Magdalena Kapuścińska "Z przymrużeniem oka"



Magdalena Kapuścińska „Z przymrużeniem oka”. Groteskowe miniatury dramatyczne i prozatorskie. 

Wydawnictwo Fundacja Poetariat, 2025 


Najnowsza książka Magdaleny Kapuścińskiej  „Z przymrużeniem oka” od pierwszych zdań wciąga czytelnika w rzeczywistość, w której codzienność miesza się z wyrafinowaną groteską. Autorka wybija nas z trybu automatycznego odbioru i wrzuca w wir krótkich, błyskotliwych scenek, w których absurd trzyma się za ręce z satyrą. To literacki rollercoaster, który śmieszy, uwiera i zaskakuje. Można by powiedzieć - choćby na podstawie wcześniejszych książek autorki - klasyczna Kapuścińska. A jednak nie, bo choć autorka od lat przyzwyczaiła swoich odbiorców do literackiej zwinności, błyskotliwej gry językowej i przenikliwego humoru, tym razem daje nam coś jeszcze - poczucie, że za każdym żartem, każdym żonglowaniem absurdem i każdą karykaturą, stoi bardzo ludzkie i czułe spojrzenie na człowieka. Tego zagubionego, niedoskonałego, czasem nawet śmiesznego.

Najbardziej uderzającą cechą tego zbioru jest jego teatralność. Humor i absurd współistnieją tu z niepokojącą prawdą o człowieku.  Nie bez powodu podczas lektury pojawia się skojarzenie z najlepszymi komediami klasycznego teatru - gdy aktorzy sprzeczają się, schodzą ze sceny, wracają triumfalnie, wchodzą w konflikty, a potem w zaskakujący sposób odkrywają przed nami swoje słabości. Magdalena Kapuścińska buduje sceny z precyzją dramaturga, dbając o rytm, wyczucie pauzy i puentę, która niejednokrotnie ścina z nóg. Nie ma tu miejsca na dłużyzny, na przegadanie - tekst jest skondensowany, a jednocześnie nasycony treścią. Każde zdanie pełni określoną funkcję - czy to ożywienia postaci, czy pogłębienia absurdu, czy po prostu wbija czytelnikowi w pamięć kolejne spostrzeżenie na temat natury ludzkiej. Autorka tworzy atmosferę przypominającą najlepszy kabaret literacki w jego inteligenckiej odsłonie, pełnej ironicznych mrugnięć okiem, zabaw z konwencją i świadomego przekraczania granic. To pisanie, które nie boi się ani autoironii, ani eksploatowania stereotypów po to, by za chwilę przewrócić je do góry nogami. Znakiem rozpoznawczym Magdaleny Kapuścińskiej od lat jest groteska - przerysowanie, które nie tyle deformuje rzeczywistość, ile wydobywa z niej to, co w niej najciekawsze i najbardziej charakterystyczne. 

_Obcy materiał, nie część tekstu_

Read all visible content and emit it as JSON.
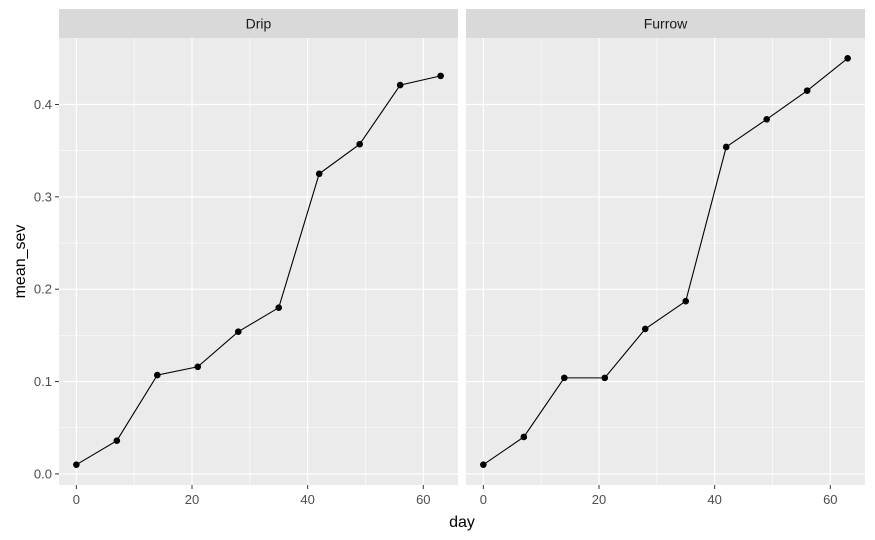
{
  "chart_data": {
    "type": "line",
    "xlabel": "day",
    "ylabel": "mean_sev",
    "xlim": [
      -3,
      66
    ],
    "ylim": [
      -0.012,
      0.472
    ],
    "x_ticks": [
      0,
      20,
      40,
      60
    ],
    "y_ticks": [
      0.0,
      0.1,
      0.2,
      0.3,
      0.4
    ],
    "y_tick_labels": [
      "0.0",
      "0.1",
      "0.2",
      "0.3",
      "0.4"
    ],
    "grid": true,
    "colors": {
      "panel": "#ebebeb",
      "strip": "#d9d9d9",
      "grid": "#ffffff",
      "line": "#000000",
      "point": "#000000"
    },
    "facets": [
      {
        "label": "Drip",
        "x": [
          0,
          7,
          14,
          21,
          28,
          35,
          42,
          49,
          56,
          63
        ],
        "y": [
          0.01,
          0.036,
          0.107,
          0.116,
          0.154,
          0.18,
          0.325,
          0.357,
          0.421,
          0.431
        ]
      },
      {
        "label": "Furrow",
        "x": [
          0,
          7,
          14,
          21,
          28,
          35,
          42,
          49,
          56,
          63
        ],
        "y": [
          0.01,
          0.04,
          0.104,
          0.104,
          0.157,
          0.187,
          0.354,
          0.384,
          0.415,
          0.45
        ]
      }
    ]
  }
}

Z przymrużeniem oka” jest więc pełne sytuacji absurdalnych: pogrzebu w wersji premium, który zamienia się w internetowe reality show, castingu na spadkobiercę, barowego tournée prowadzącego ku duchowemu oświeceniu, a nawet mikroopowieści o domu seniora, którego mieszkańcy podejmują intelektualny dialog z nadciągającą epoką wszechwiedzącej sztucznej inteligencji. To połączenie groteski i prozy realistycznej ma charakter niemal alchemiczny. Z jednej strony pozwala spojrzeć na świat z dystansem, śmiać się z naszych słabości, drobnych paranoi, niespełnienia. Z drugiej - nienachalnie przypomina, że życie, mimo całego swojego komicznego wymiaru, niesie w sobie także ślady tragizmu: samotność, przemijanie, pragnienie bycia zauważonym i kochanym. Dzięki temu śmiech, który wywołuje autorka, jest śmiechem, w którym coś nas lekko uwiera.

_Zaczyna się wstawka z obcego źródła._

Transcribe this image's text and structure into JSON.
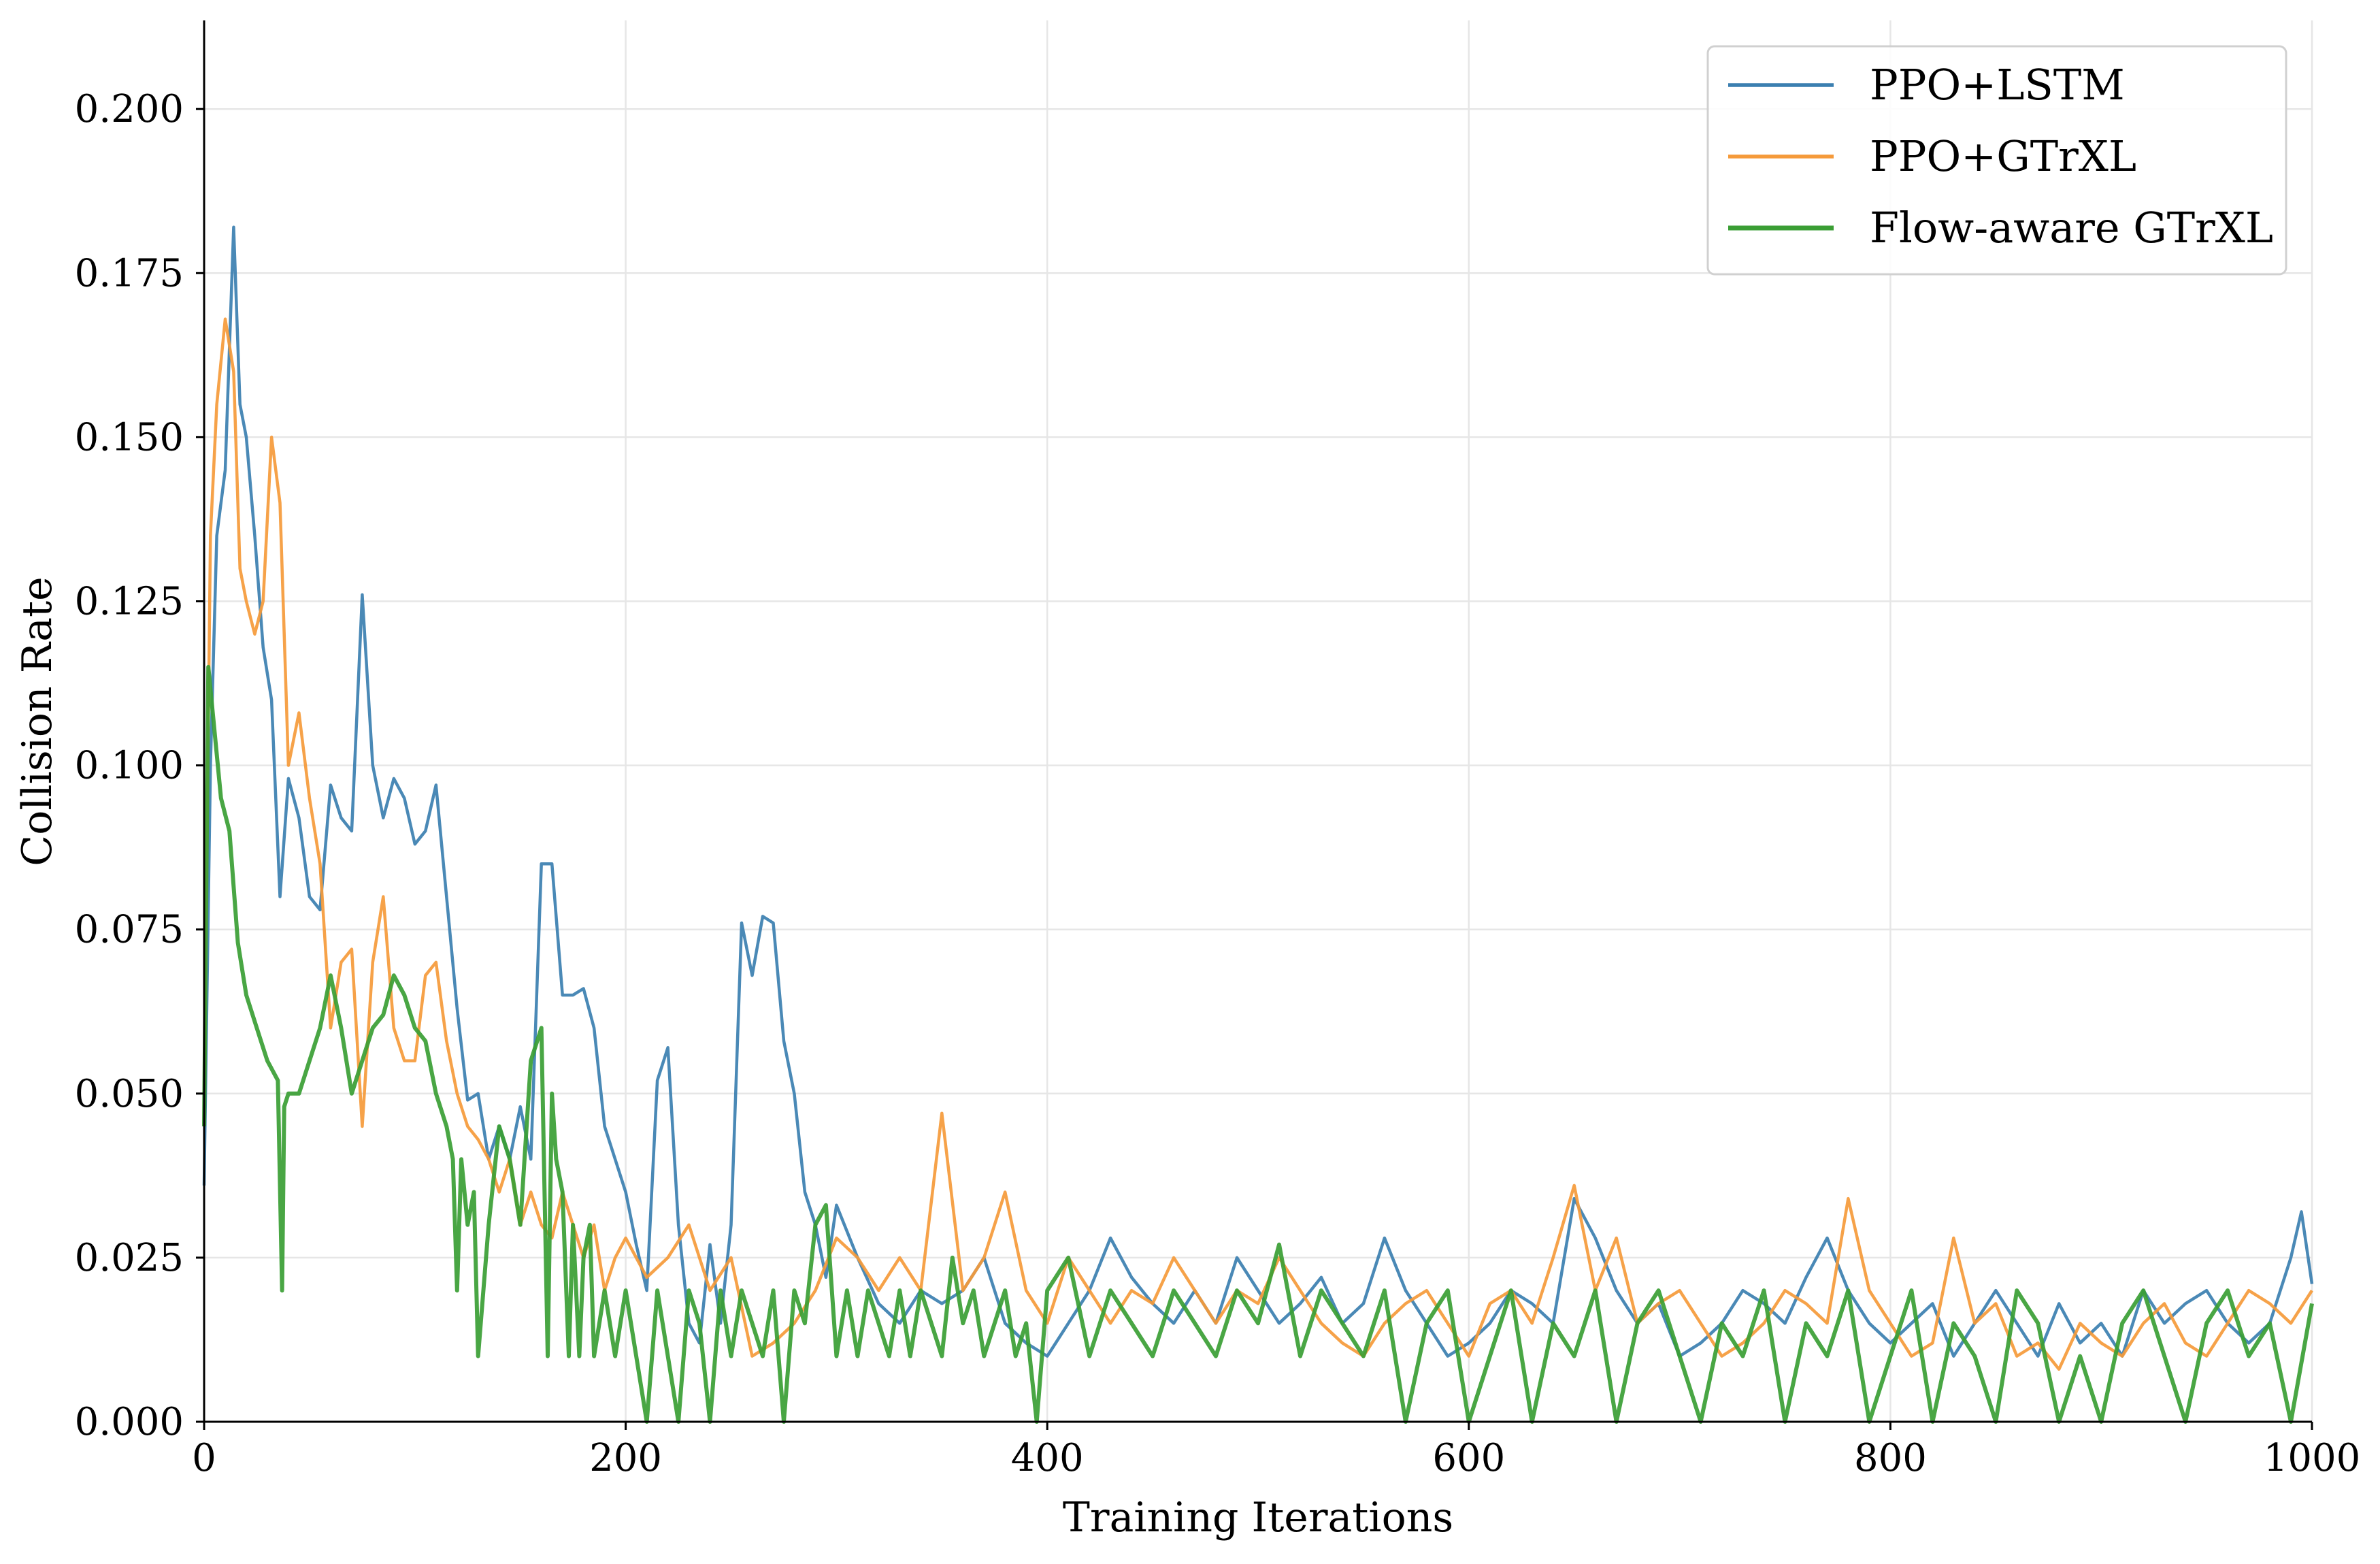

Najsilniej zapisał mi się w pamięci groteskowy cykl opowiadań o mieszkańcach domu seniora „Młodzi Duchem”. To właśnie tam groteska miesza się z filozofią, realizm z fantastyką, a lekka humoreska z refleksjami egzystencjalnymi. Autorka wprowadza w narrację elementy niemal metafikcyjne, układ opowieści przypomina konstrukcję, która z jednej strony tworzy wrażenie matematycznej bryły, a z drugiej bardzo skutecznie podkreśla nieprzewidywalność ludzkiej natury. Wprowadzenie motywu sztucznej inteligencji nie jest jedynie zabiegiem humorystycznym. To raczej przewrotna próba pokazania, że żadne algorytmy nie oddadzą bogactwa ludzkich charakterów, ich niedoskonałości, paradoksów i uroku. Magdalena Kapuścińska stawia tu bardzo współczesne, wręcz filozoficzne pytania: czy człowieka można opisać za pomocą danych? Czy jego emocje da się zamknąć w logice? Czy to, co w nas najważniejsze, nie jest przypadkiem właśnie tym, co nieprzewidywalne, irracjonalne, absurdalne?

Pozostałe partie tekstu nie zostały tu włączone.